We're pleased to announce that Shardul Mehetar has joined Light Water Capital as a Quantitative Strategy Intern on our Systematic Strategies team.
Shardul is completing his MS in Data Science at the University of Delaware, after earning a BTech in Computer Science from Terna Engineering College. Before Light Water, he spent a year as a Data Scientist at Tata Consultancy Services, building and validating probability-of-default models for a large banking client - work that involved logistic regression and XGBoost, drift monitoring, and champion-challenger testing against live production models.
From Credit Risk to Strategy Validation
That background turns out to be good preparation for quantitative trading research. The two fields share a common discipline: a model is only as good as its ability to survive contact with data it wasn't trained on. Shardul brings the same instinct to strategy research that he applied to credit risk - build the model, then spend most of your time trying to prove it wrong.

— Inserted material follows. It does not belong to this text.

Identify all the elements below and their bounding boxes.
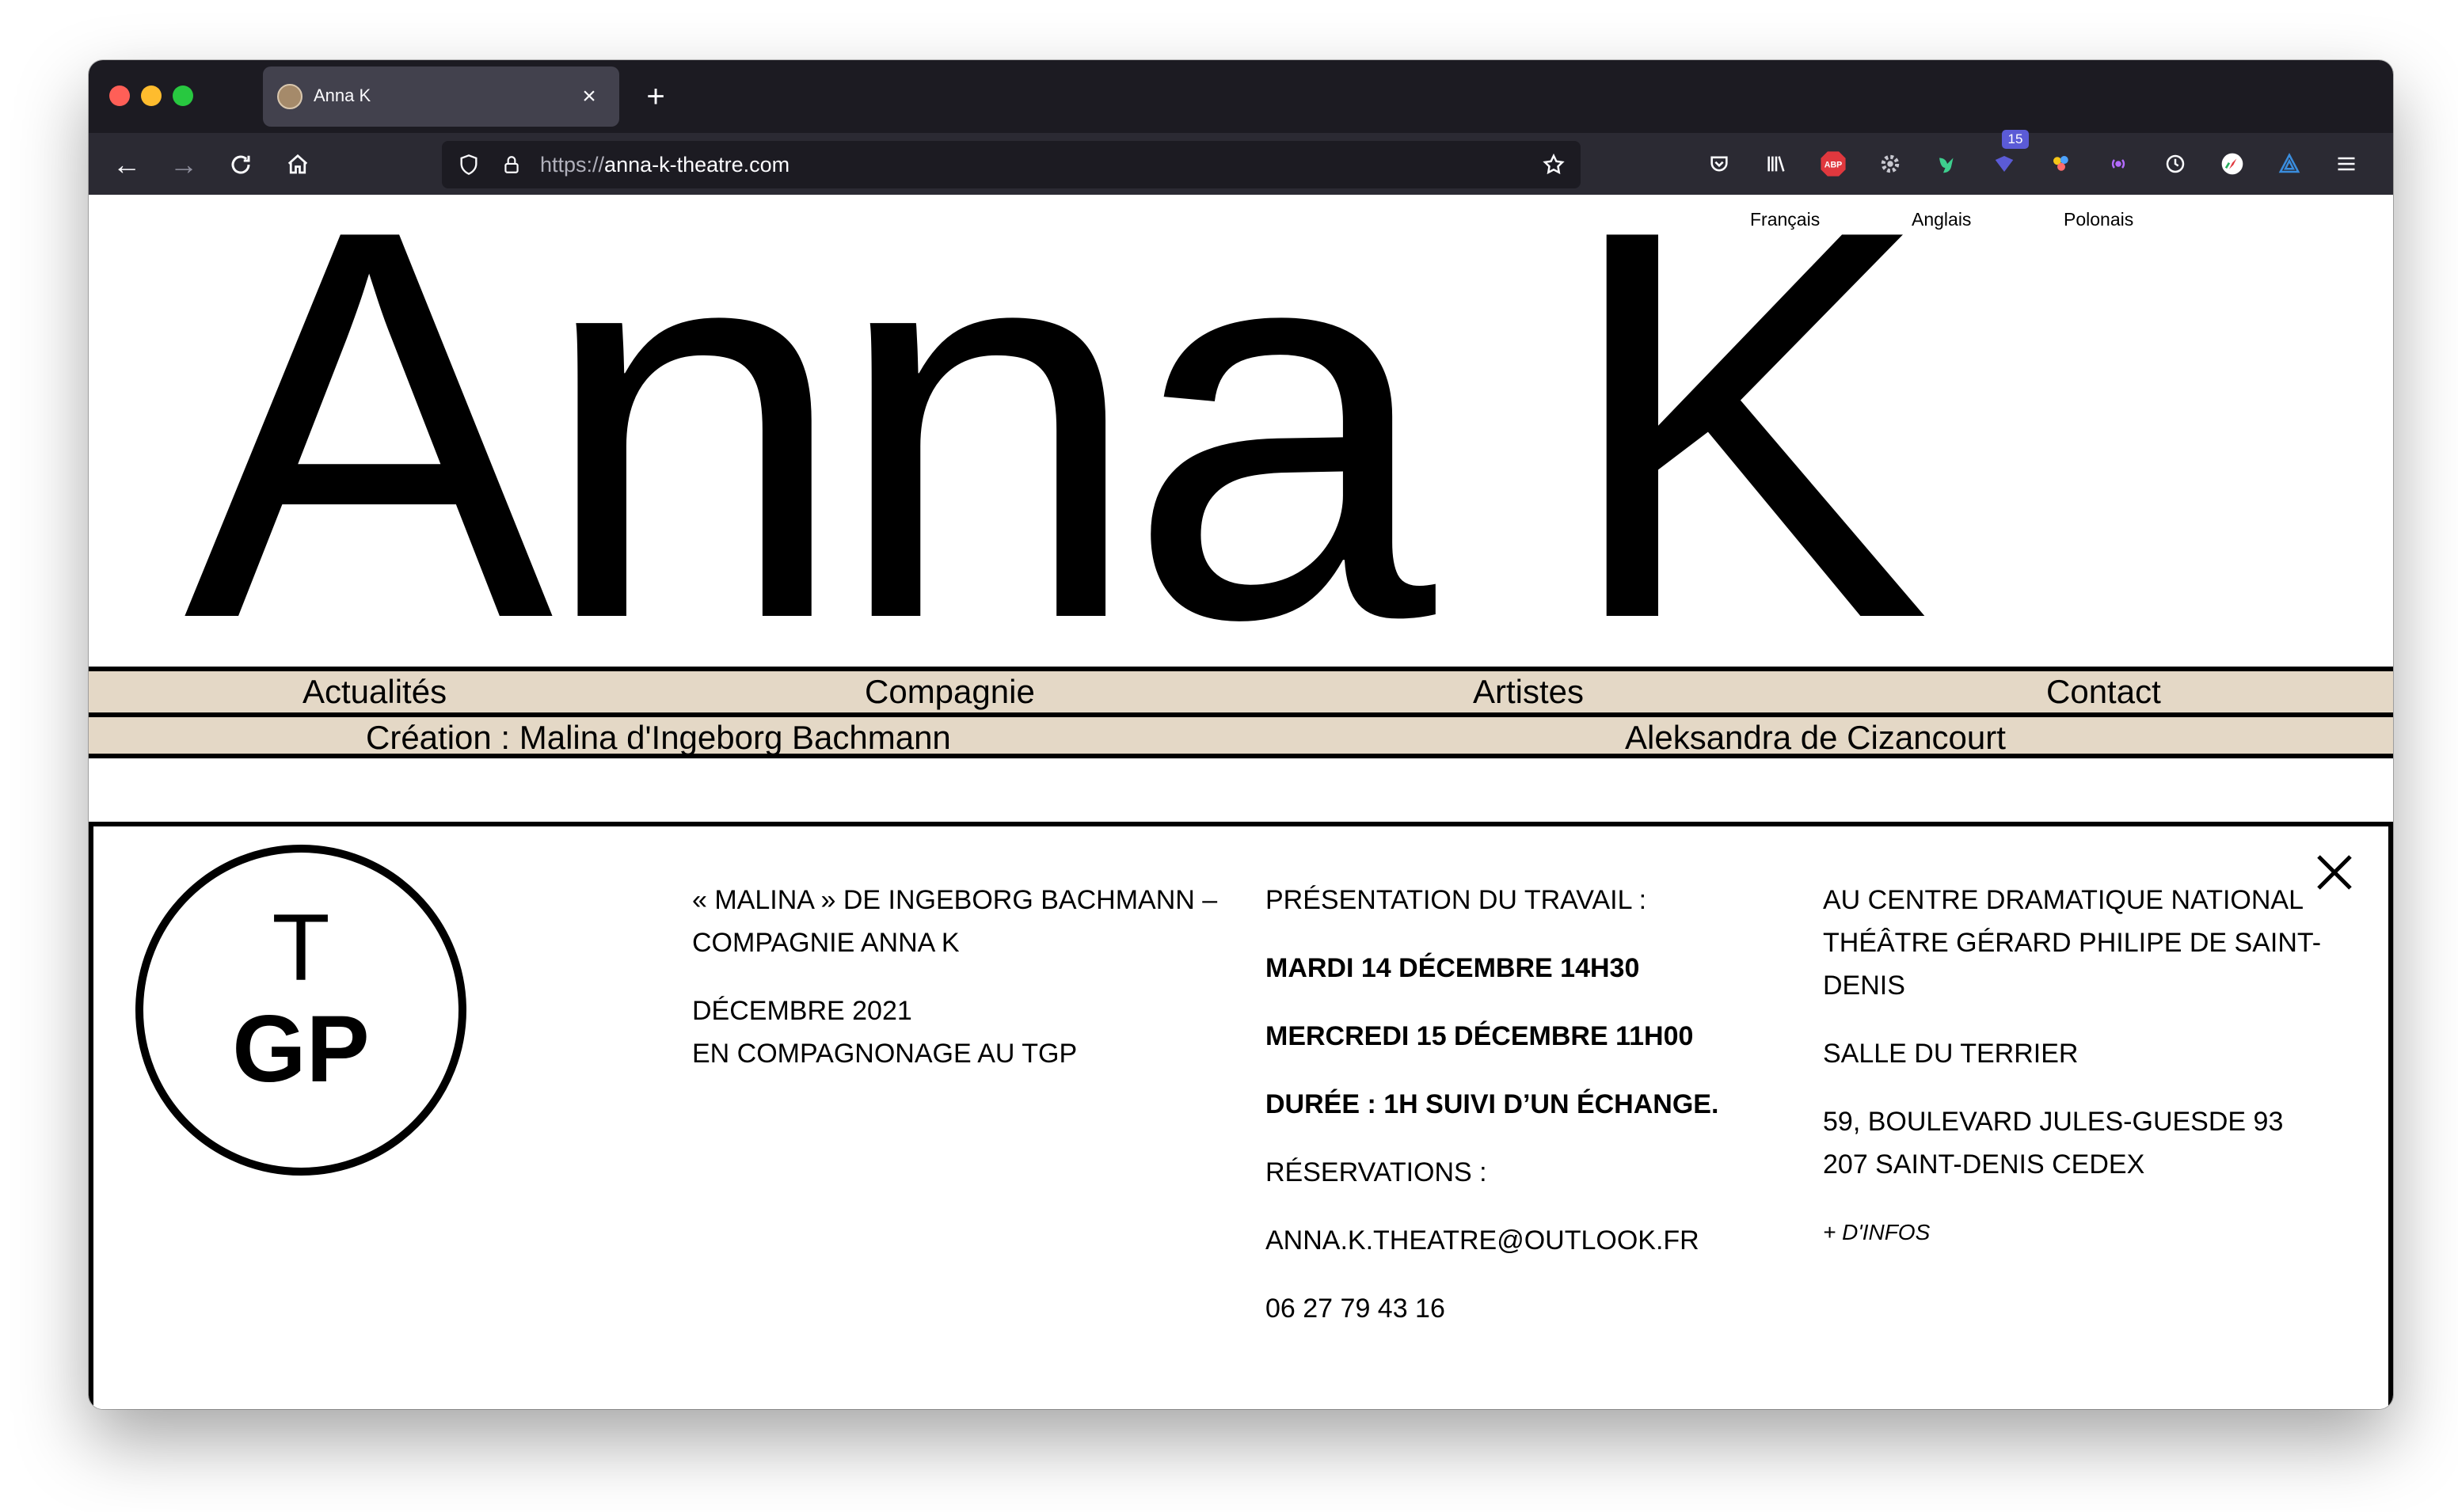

In practice, that means taking a market hypothesis, turning it into a testable rule, and running it through walk-forward testing, Monte Carlo robustness checks, sub-period analysis, slippage and commission sensitivity, and parameter stability testing before anyone trusts the result. A backtest that looks great on the first pass is a starting point, not a conclusion.
What He's Working On
Shardul's research covers systematic U.S. equity and ETF strategies with multi-day holding periods and T+1 execution, spanning momentum, mean reversion, residual momentum, volatility targeting, and regime detection. He also contributes to portfolio-level risk controls and exposure scaling, and supports our Python research tooling - data cleaning, trade-log analysis, backtest diagnostics, and performance reporting. Separately, he's been doing futures research around NQ and ES, looking at volatility regimes and execution costs through FOMC and CPI stress windows.
Building the Team
We hire for impact, not headcount. Shardul stood out for the same reason most of our research hires do: he treats a promising backtest as a question to be interrogated rather than an answer to be trusted. That skepticism - is this real, or overfit, or survivor-biased, or just lucky - is exactly the mindset our research process depends on.
We're looking forward to what he brings to the team.